Web Therapy: The Complete Second Season was released on Region 1 DVD on June 18, 2013. The two-disc set contains all 11 episodes from season two, plus an unaired episode named "Royally F****d", in which Fiona gets her first international client (Natasha Bedingfield) calling from Buckingham Palace. Special features include a behind-the-scenes featurette, director cuts with Conan O'Brien and Meryl Streep, an auto-tune music video, deleted scenes, and gag reels.

==International versions==
On 2 February 2016, a Spanish remake also titled Web Therapy aired on #0, the flagship TV channel of subscription platform Movistar+. The remake was produced by FreemantleMedia. It stars Eva Hache as Rebeca Miller, the equivalent of Fiona Wallice in the original series.

On 29 August 2017, it was announced that Stephen Mangan would star in and co-write a British adaptation titled Hang Ups for Channel 4 in the United Kingdom. It premiered on 8 August 2018.
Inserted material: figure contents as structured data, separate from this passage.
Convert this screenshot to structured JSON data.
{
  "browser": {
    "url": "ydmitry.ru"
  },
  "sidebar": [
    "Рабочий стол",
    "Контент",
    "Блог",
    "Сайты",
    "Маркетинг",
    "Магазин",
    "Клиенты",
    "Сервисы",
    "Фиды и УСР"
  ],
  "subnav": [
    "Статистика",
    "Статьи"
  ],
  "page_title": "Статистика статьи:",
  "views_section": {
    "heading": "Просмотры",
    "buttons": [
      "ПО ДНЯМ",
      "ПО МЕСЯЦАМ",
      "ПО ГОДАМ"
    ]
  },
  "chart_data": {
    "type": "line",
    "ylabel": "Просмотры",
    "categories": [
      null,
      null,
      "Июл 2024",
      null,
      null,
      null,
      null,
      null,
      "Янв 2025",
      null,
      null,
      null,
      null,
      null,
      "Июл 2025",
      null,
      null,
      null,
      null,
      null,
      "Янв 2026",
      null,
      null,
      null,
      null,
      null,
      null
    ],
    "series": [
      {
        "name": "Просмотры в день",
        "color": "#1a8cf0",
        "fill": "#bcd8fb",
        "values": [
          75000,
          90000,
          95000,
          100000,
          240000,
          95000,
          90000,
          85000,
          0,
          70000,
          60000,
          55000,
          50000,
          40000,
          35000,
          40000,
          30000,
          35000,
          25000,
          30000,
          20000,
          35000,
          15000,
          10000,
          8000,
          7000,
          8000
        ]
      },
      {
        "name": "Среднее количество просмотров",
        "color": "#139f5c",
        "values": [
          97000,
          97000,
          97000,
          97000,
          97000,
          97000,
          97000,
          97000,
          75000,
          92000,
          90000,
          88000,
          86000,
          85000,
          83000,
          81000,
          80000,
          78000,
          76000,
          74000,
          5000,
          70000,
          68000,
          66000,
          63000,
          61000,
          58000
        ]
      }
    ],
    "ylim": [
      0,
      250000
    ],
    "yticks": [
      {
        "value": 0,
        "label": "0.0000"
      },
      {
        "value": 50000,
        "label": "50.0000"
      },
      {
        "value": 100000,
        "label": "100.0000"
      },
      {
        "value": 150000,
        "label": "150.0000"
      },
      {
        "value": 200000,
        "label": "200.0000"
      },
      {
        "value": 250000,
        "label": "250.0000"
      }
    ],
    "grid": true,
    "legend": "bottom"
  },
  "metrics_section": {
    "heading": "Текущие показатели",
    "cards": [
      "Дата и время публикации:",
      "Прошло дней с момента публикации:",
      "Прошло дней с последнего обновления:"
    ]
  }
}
On 7 May 2018, the Israeli version הפסיכולוגית (The Psychologist) was uploaded to YouTube. On 18 July 2018, it premiered on TV, on channel כאן 11. Keren Mor starred in the leading role of therapist Tuti Liblich.

On 21 October 2015, the Polish version of Web Therapy premiered on Player.pl, with Agata Kulesza playing the lead role of Dr. Lucyna Kole-Bojarska.

Beginning in 2017, the Québécoise adaptation Web Thérapie) began airing on the TV station TV5 Québec Canada. Like the original version, this adaptation has many notable Québécois(es) and French Canadian stars in supporting and guest roles. Édith Cochrane plays the lead role of aspiring therapist, Florence Champagne.